Superintendent of Newark Public Schools
- In office 2008–2011
- Preceded by: Marion Bolden
- Succeeded by: Cami Anderson

Superintendent of District of Columbia Public Schools
- In office 2004–2007
- Preceded by: Paul Vance
- Succeeded by: Michelle Rhee (Chancellor)

Superintendent of the Rochester City School District
- In office 1995 – May 2002
- Preceded by: Manuel Rivera
- Succeeded by: Manuel Rivera

Personal details
- Born: June 28, 1946 Boston, Massachusetts, U.S.
- Died: February 13, 2020 (aged 73) Washington, D.C., U.A.
- Spouse(s): Phyllis ​(divorced)​ Janaya Majied ​(died)​ Barbara ​(m. 2003)​
- Children: 5, including Kim
- Education: Northeastern University (BA, MA) Boston University (EdD)

= Clifford B. Janey =

American educator (1946–2020)

Clifford B. Janey (June 28, 1946 – February 13, 2020) was an American educator who served as superintendent of District of Columbia Public Schools, Newark Public Schools, and Rochester City School District.

==Early life and education==
Janey was born June 28, 1946, in Boston, Massachusetts, in the Roxbury neighborhood. He graduated from Boston Latin School and Northeastern University, the latter in 1969. He attended Northeastern again for his master's degree, which he received in 1973 for reading and elementary education. In 1984, he received a doctorate from Boston University in education policy, planning and administration.

==Early career==
Janey worked in Boston Public Schools as a teacher, a middle school principal, and an area superintendent, and chief academic officer.

==Superintendent of the Rochester City School District==
Janey departed from Boston Public Schools in 1995, when he was hired to serve as the superintendent of the Rochester City School District, the public school system of Rochester, New York. He held this position until 2002.

In Rochester, Janey collaborated with union leader Adam Urbanski to create a "peer assistance and review" process to support and evaluate teachers. Despite their work together, in 2002, Urbanski would publicly blast measures Janey proposed to close a large gap in the district's budget as "draconian".

Janey failed to develop a strong working relationship with Mayor William A. Johnson Jr.

Janey created specific "performance benchmarks" for the school district to pursue. Upon Janey's death, Justin Murphy of the Democrat and Chronicle described this action as, "forward-thinking as a school reform measure, even if the district never actually attained its goals for student achievement."

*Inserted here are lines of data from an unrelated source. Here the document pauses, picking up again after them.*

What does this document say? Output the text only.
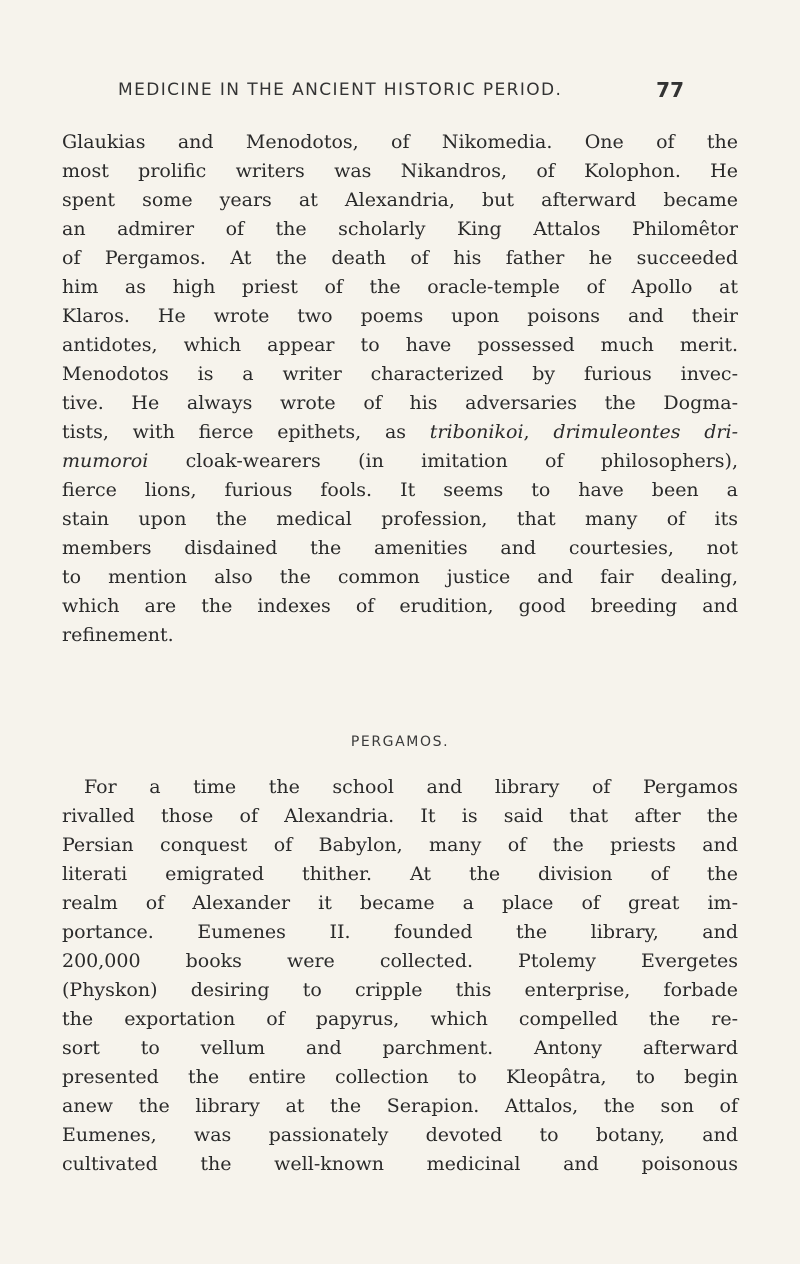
MEDICINE IN THE ANCIENT HISTORIC PERIOD.	77
Glaukias and Menodotos, of Nikomedia. One of the
most prolific writers was Nikandros, of Kolophon. He
spent some years at Alexandria, but afterward became
an admirer of the scholarly King Attalos Philomêtor
of Pergamos. At the death of his father he succeeded
him as high priest of the oracle-temple of Apollo at
Klaros. He wrote two poems upon poisons and their
antidotes, which appear to have possessed much merit.
Menodotos is a writer characterized by furious invec-
tive. He always wrote of his adversaries the Dogma-
tists, with fierce epithets, as tribonikoi, drimuleontes dri-
mumoroi cloak-wearers (in imitation of philosophers),
fierce lions, furious fools. It seems to have been a
stain upon the medical profession, that many of its
members disdained the amenities and courtesies, not
to mention also the common justice and fair dealing,
which are the indexes of erudition, good breeding and
refinement.
PERGAMOS.
For a time the school and library of Pergamos
rivalled those of Alexandria. It is said that after the
Persian conquest of Babylon, many of the priests and
literati emigrated thither. At the division of the
realm of Alexander it became a place of great im-
portance. Eumenes II. founded the library, and
200,000 books were collected. Ptolemy Evergetes
(Physkon) desiring to cripple this enterprise, forbade
the exportation of papyrus, which compelled the re-
sort to vellum and parchment. Antony afterward
presented the entire collection to Kleopâtra, to begin
anew the library at the Serapion. Attalos, the son of
Eumenes, was passionately devoted to botany, and
cultivated the well-known medicinal and poisonous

During his tenure, the district launched its pre-kindergarten program, which has received much praise.

Janey's departure in 2002 took place amid a budget crisis. A number of midyear budget gaps had occurred over the course of his tenure. Embattled, Janey reached a mutual agreement with the school board to leave his position in May 2002, two years prior to his contract's expiration.

==Superintendent of District of Columbia Public Schools==
In 2004, Janey was hired by Mayor Anthony A. Williams to serve as superintendent of the District of Columbia Public Schools, which was beset with troubles. He was highly anticipated, when he was hired, as prospectively leading a turnaround of the school system. When he was hired, was the sixth person in a ten-year period to hold the position of superintendent. Janey would later describe the school system he inherited leadership of as being dysfunctional.

Janey received credit for implementing stringent academic standards about what needed to be taught at each grade level in the school system. During his tenure, the number of students taking Advanced Placement courses and the number of high school graduates who went on to attend college rose. Nevertheless, many problems in the district persisted.

Janey created the D.C. Education Compact, which consisted of government leaders, community activists, educators, union officials, business leaders, and philanthropic leaders. This group advised him on his strategic plan for the district.

In 2007, Janey departed from the position at the request of Mayor Adrian Fenty, who claimed that he desired a change of leadership at the top of the school district, wanting to see "radical change" in the school system. He was succeeded by Michelle Rhee.

==Superintendent of Newark Public Schools==
In 2008, Janey became the superintendent of Newark Public Schools In 2011, Governor Chris Christie informed Janey that his three-year contract would not be renewed.

Under Janey, the Brick Avon Academy was created. This school implemented an approach wherein teachers elect a group from among themselves to make decisions on the school's curriculum, budgeting, and hiring.

==Later career==
Janey worked as a research fellow at the Bank Street College of Education. He later worked as a research scholar at the school of education at Boston University.

==Other work==
Janey served on the board of the Albert Shanker Institute.

==Personal life==
Janey was divorced from his first wife, Phyllis Janey. They had two daughters, including Kaidi Grant-janey and Kim Janey, who would go on to serve as acting mayor of Boston. Janey remarried to Janaya Majied-Janey, who died in 2000. They had three children together: Tarik Janey, Tarijsha Janey, and author and entrepreneur Benjamen Janey. He remarried again to Barbara Janey in 2003.

Janey died on February 13, 2020, at his residence in Washington, D.C. His widow, Barbara Janey, said that his death was due to a heart ailment.